I have to show that the system of Ordinary Diff. Eqns

x (dot) = y + x* f(r) / r
y (dot) = -x + y * f(r)/r

r=sqrt(x^2+y^2)

has limit cycles and the limit cycles have radius which correspond to the zeros of f(r)

Also I have to find the direction of motion on the limit cycles.

My workings:

I first found the nullclines.

C(x): y + x* f(r) / r =0 and C(y): -x + y * f(r)/r =0 implies that x=y*f(r) / r

Substituting into C(x) we get that the system has an equilibrium point at
(y * f(r) / r, 0)

Then we consider polar coordinates. Using r^2=x^2 + y^2

Then differentiate to obtain that r dot = (f(r) / r^2 ) * (2x^2 + 2y^2)

Now if 2x^2 + 2y^2 = 0 => r dot = 0

if 2x^2 + 2y^2 > 0 => r dot >0

Now I have to find C1 and C2 s.t they bound a region R that contains no equilibrium points and trap all trajectories so I can use Poincaré–Bendixson theorem to show that there exists a limit cycle.

Any help would be greatly appreciated!

Thank you!
• Dec 3rd 2011, 07:05 PM
Jester
Re: Limit cycles
What is $f(r)?$
• Dec 4th 2011, 02:51 AM
Darkprince
Re: Limit cycles
Quote:

Originally Posted by Danny
What is $f(r)?$

I am not given f(r) at this point, I am given f(r) at a later point, so I have to deduce generally first.
• Dec 6th 2011, 03:30 PM
Darkprince
Re: Limit cycles
Ok, I figured them all out, thank you though :)
• Dec 6th 2011, 03:37 PM
Jester
Re: Limit cycles
Quote:

Originally Posted by Darkprince
Using polar coordinates: x=rcosf, y=rsinf

You don't want to do this. What you what is

$x = r \cos \theta,\;\;\;y = r \sin \theta$.

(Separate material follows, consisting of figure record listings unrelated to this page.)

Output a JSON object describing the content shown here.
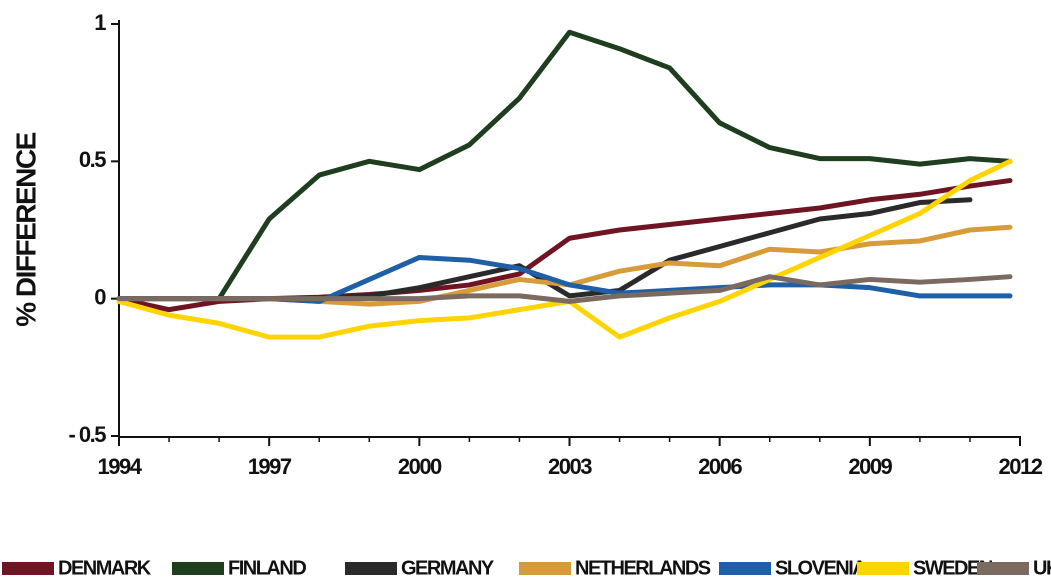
{
  "chart_data": {
    "type": "line",
    "y_label": "% DIFFERENCE",
    "x": [
      1994,
      1995,
      1996,
      1997,
      1998,
      1999,
      2000,
      2001,
      2002,
      2003,
      2004,
      2005,
      2006,
      2007,
      2008,
      2009,
      2010,
      2011,
      2011.8
    ],
    "xlim": [
      1994,
      2012
    ],
    "xticks": [
      1994,
      1997,
      2000,
      2003,
      2006,
      2009,
      2012
    ],
    "xticks_minor": [
      1995,
      1996,
      1998,
      1999,
      2001,
      2002,
      2004,
      2005,
      2007,
      2008,
      2010,
      2011
    ],
    "ylim": [
      -0.5,
      1
    ],
    "yticks": [
      {
        "value": -0.5,
        "label": "- 0.5"
      },
      0,
      0.5,
      1
    ],
    "legend": "bottom",
    "series": [
      {
        "name": "DENMARK",
        "color": "#6e1423",
        "values": [
          0,
          -0.04,
          -0.01,
          0,
          0.005,
          0.015,
          0.03,
          0.05,
          0.09,
          0.22,
          0.25,
          0.27,
          0.29,
          0.31,
          0.33,
          0.36,
          0.38,
          0.41,
          0.43
        ]
      },
      {
        "name": "FINLAND",
        "color": "#1f3d1f",
        "values": [
          0,
          0,
          0,
          0.29,
          0.45,
          0.5,
          0.47,
          0.56,
          0.73,
          0.97,
          0.91,
          0.84,
          0.64,
          0.55,
          0.51,
          0.51,
          0.49,
          0.51,
          0.5
        ]
      },
      {
        "name": "GERMANY",
        "color": "#2a2a2a",
        "values": [
          0,
          0,
          0,
          0,
          0,
          0.01,
          0.04,
          0.08,
          0.12,
          0.01,
          0.03,
          0.14,
          0.19,
          0.24,
          0.29,
          0.31,
          0.35,
          0.36,
          null
        ]
      },
      {
        "name": "NETHERLANDS",
        "color": "#d89b3a",
        "values": [
          0,
          0,
          0,
          0,
          -0.01,
          -0.02,
          -0.01,
          0.03,
          0.07,
          0.05,
          0.1,
          0.13,
          0.12,
          0.18,
          0.17,
          0.2,
          0.21,
          0.25,
          0.26
        ]
      },
      {
        "name": "SLOVENIA",
        "color": "#1e5fa8",
        "values": [
          0,
          0,
          0,
          0,
          -0.01,
          0.07,
          0.15,
          0.14,
          0.11,
          0.05,
          0.02,
          0.03,
          0.04,
          0.05,
          0.05,
          0.04,
          0.01,
          0.01,
          0.01
        ]
      },
      {
        "name": "SWEDEN",
        "color": "#ffd400",
        "values": [
          -0.01,
          -0.06,
          -0.09,
          -0.14,
          -0.14,
          -0.1,
          -0.08,
          -0.07,
          -0.04,
          -0.01,
          -0.14,
          -0.07,
          -0.01,
          0.07,
          0.15,
          0.23,
          0.31,
          0.43,
          0.5
        ]
      },
      {
        "name": "UK",
        "color": "#7a6a60",
        "values": [
          0,
          0,
          0,
          0,
          0,
          0,
          0,
          0.01,
          0.01,
          -0.01,
          0.01,
          0.02,
          0.03,
          0.08,
          0.05,
          0.07,
          0.06,
          0.07,
          0.08
        ]
      }
    ]
  }
}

$f(r)$ is a separate issue
• Dec 6th 2011, 03:56 PM
Darkprince
Re: Limit cycles
Quote:

Originally Posted by Danny
You don't want to do this. What you what is

$x = r \cos \theta,\;\;\;y = r \sin \theta$.

$f(r)$ is a separate issue

What do you mean? When writing f I was meaning theta.
Are my workings not correct?
• Dec 7th 2011, 05:51 AM
Darkprince
Re: Limit cycles
Ok, I figured them all, thank you!